After the Taliban takeover, the New York Federal Reserve cut off the Afghanistan Central Bank’s access to its US dollar assets. The International Monetary Fund prevented Afghanistan from accessing funding including Special Drawing Rights. In August, donors stopped payments from the World Bank-administered Afghanistan Reconstruction Trust Fund, previously used to pay civil servants’ salaries, accelerating Afghanistan’s economic collapse.

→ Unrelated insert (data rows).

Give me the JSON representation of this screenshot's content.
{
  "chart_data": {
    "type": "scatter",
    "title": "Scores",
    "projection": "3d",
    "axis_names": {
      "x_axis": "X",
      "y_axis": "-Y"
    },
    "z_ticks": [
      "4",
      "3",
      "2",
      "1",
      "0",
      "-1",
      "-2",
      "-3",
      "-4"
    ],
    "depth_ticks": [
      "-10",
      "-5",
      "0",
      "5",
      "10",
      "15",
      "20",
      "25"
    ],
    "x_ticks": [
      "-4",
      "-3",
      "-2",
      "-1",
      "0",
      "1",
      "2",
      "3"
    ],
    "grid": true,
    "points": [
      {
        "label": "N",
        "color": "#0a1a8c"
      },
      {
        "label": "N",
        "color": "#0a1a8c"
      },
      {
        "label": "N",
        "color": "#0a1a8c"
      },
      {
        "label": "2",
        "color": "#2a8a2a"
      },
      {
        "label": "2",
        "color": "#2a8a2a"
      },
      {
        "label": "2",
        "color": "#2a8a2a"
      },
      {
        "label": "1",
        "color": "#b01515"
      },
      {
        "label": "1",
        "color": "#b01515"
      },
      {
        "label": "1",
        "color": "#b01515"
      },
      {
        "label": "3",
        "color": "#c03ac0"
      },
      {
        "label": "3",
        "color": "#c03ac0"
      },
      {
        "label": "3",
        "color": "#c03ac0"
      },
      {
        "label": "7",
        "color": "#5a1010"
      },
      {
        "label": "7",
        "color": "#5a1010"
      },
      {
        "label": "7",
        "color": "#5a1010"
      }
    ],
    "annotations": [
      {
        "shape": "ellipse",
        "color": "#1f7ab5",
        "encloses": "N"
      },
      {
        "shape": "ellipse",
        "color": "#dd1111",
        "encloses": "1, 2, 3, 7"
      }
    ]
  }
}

In September, the UN Security Council authorized a six-month renewal of the UN Assistance Mission in Afghanistan (UNAMA). The future of the mission, which among other things is mandated to promote the rights of Afghan women and girls and to monitor, investigate, and report on alleged human rights abuses, is uncertain. UN Secretary-General Antonio Guterres is expected to make recommendations to the council in early 2022 on UNAMA’s future.
As of November, the Taliban government had not been formally recognized by any other country. In September, the EU set five benchmarks for engagement with the Taliban government, among them, respect for human rights, in particular those of women and girls, and establishing an inclusive and representative government.
At the G20 meeting on September 23, China’s Foreign Minister Wang Yi called for an end to all economic sanctions on Afghanistan, said that China expected the Taliban government to eventually become more inclusive, and called on the Taliban to “resolutely” fight international terrorism.
As of November 1, Russia, Turkey, and Iran stated they would not acknowledge a Taliban-led government until they formed an “inclusive” administration. Russia invited Taliban representatives to international talks on Afghanistan in Moscow on October 20.
While Pakistan stopped short of recognizing the Taliban government, it called for greater international engagement with the Taliban, while also urging them to create a more “inclusive” government.
Throughout the year, the deteriorating situation in Afghanistan was repeatedly addressed by UN special procedures, treaty bodies, and the UN High Commissioner for Human Rights.